But I got to go over here and I got to make sure I’ve got the right detection and monitoring in place so I can see what’s happening. And then you’re taking the governance background from some of these other frameworks. Now I can figure out how do I manage this at scale across my business. And so it’s kind of a mishmash of all this disparate information. But that’s the problem that we have right now is that it’s so early in this journey that you’re really kind of forced to pick out different things and put it together yourself.

John Verry (25:25.042)
So, and this is interesting because it’s a security question and we’ve agreed that there’s elements of this that are security and elements that aren’t. But to extent, you just talked about a pipeline, right? So if we look at a conventional application pipeline where security is 90 % of all of the problems, right? You’ve got a poll, you’ve got a code scan, maybe you’ve got software composition analysis, maybe there’s some DAS going on.

infrastructure as code is being scanned, like all of those things are happening. You know, and then if we look at, pushes to prod, maybe there’s some independent objective, third party validation testing, unit testing, whatever it might be. Does, how do you see pipelines evolving? And I’m going to ask you the question is, you know, do you see them as being different? is, is machine learning, if you’re building your own LLM, right? Is machine learning.

a pipeline and then the AI agents and other pipeline and how do we see these pipelines evolving in your vision.

Jason Rebholz (26:32.932)
Yeah, in my mind, they’re two different pipelines, but they can share a lot of the same flows and infrastructure, but it’s different problems that you need to address. So from the ML pipeline, much more emphasis on what’s the data and how are we securing that data, right? Because you need to make sure that good data goes in so that bad data doesn’t come out. And so that’s a whole unique challenge there.

And that’s something that data scientists, I would say, haven’t really had the rigor around in the past. so security teams are really going to have to come in, take the best practices that we’ve learned from the standard pipelines and start to really address that from the beginning there. And then once you’ve got that model, that’s kind of your separate thing here. For your traditional software development pipeline, it’s a lot of the same practices.

thing that I would urge people to really stress more though is to take that threat modeling concept that we talked about and really go through and say, okay, if I’m adding this new tool or I’m adding this new data source, how does that change my threat model? Because any one of those that you implement net new will completely change your threat model.

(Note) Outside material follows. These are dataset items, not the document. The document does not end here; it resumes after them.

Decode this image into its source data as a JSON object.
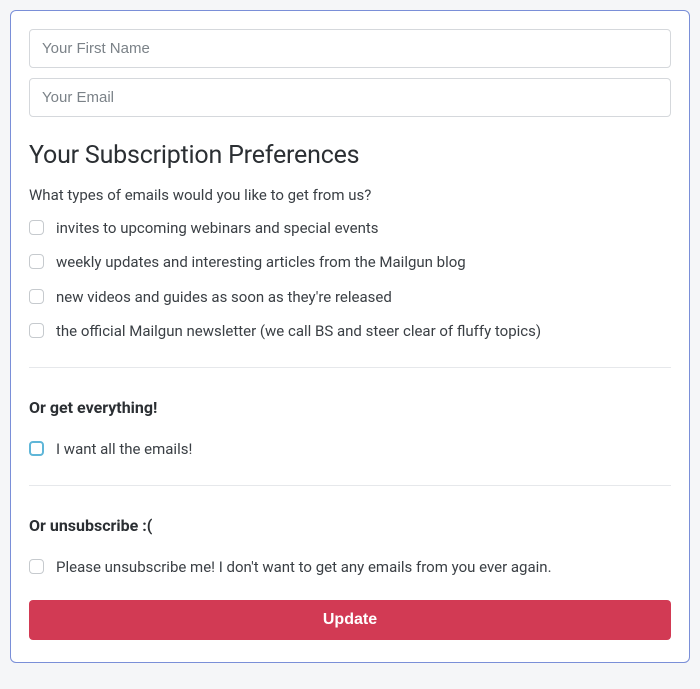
{
  "inputs": {
    "first_name_placeholder": "Your First Name",
    "email_placeholder": "Your Email"
  },
  "heading": "Your Subscription Preferences",
  "question": "What types of emails would you like to get from us?",
  "options": {
    "webinars": "invites to upcoming webinars and special events",
    "weekly": "weekly updates and interesting articles from the Mailgun blog",
    "videos": "new videos and guides as soon as they're released",
    "newsletter": "the official Mailgun newsletter (we call BS and steer clear of fluffy topics)"
  },
  "everything": {
    "heading": "Or get everything!",
    "label": "I want all the emails!"
  },
  "unsubscribe": {
    "heading": "Or unsubscribe :(",
    "label": "Please unsubscribe me! I don't want to get any emails from you ever again."
  },
  "button": {
    "update": "Update"
  }
}
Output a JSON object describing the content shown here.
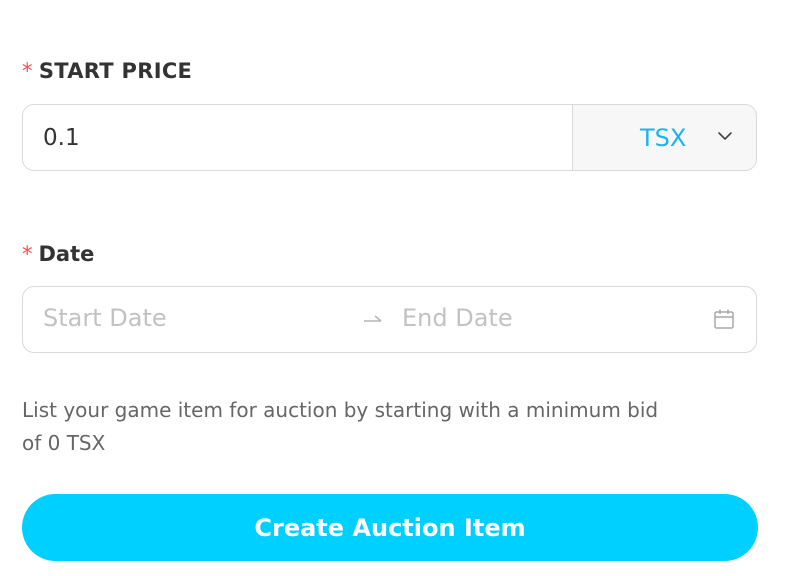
{
  "form": {
    "start_price": {
      "required_mark": "*",
      "label": "START PRICE",
      "value": "0.1",
      "currency": "TSX"
    },
    "date": {
      "required_mark": "*",
      "label": "Date",
      "start_placeholder": "Start Date",
      "end_placeholder": "End Date"
    },
    "helper_text": "List your game item for auction by starting with a minimum bid of 0 TSX",
    "submit_label": "Create Auction Item"
  },
  "colors": {
    "accent": "#00d0ff",
    "currency_text": "#18b4ee",
    "required": "#ff4d4f"
  },
  "icons": [
    "chevron-down-icon",
    "arrow-right-icon",
    "calendar-icon"
  ]
}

And that’s the important thing is you have to go through and say, okay, you know, we’ve added this new tool, we’ve added this new data. What does it change with how I understood the system operated before? And how does that change where the potential threats are going to lie? And it doesn’t have to be a drastic change in the threat model, but it could be. And so that’s kind of a next step for security teams that I urge them to go and do is make sure that you’re doing these new reviews when you’re building agents in particular. And then.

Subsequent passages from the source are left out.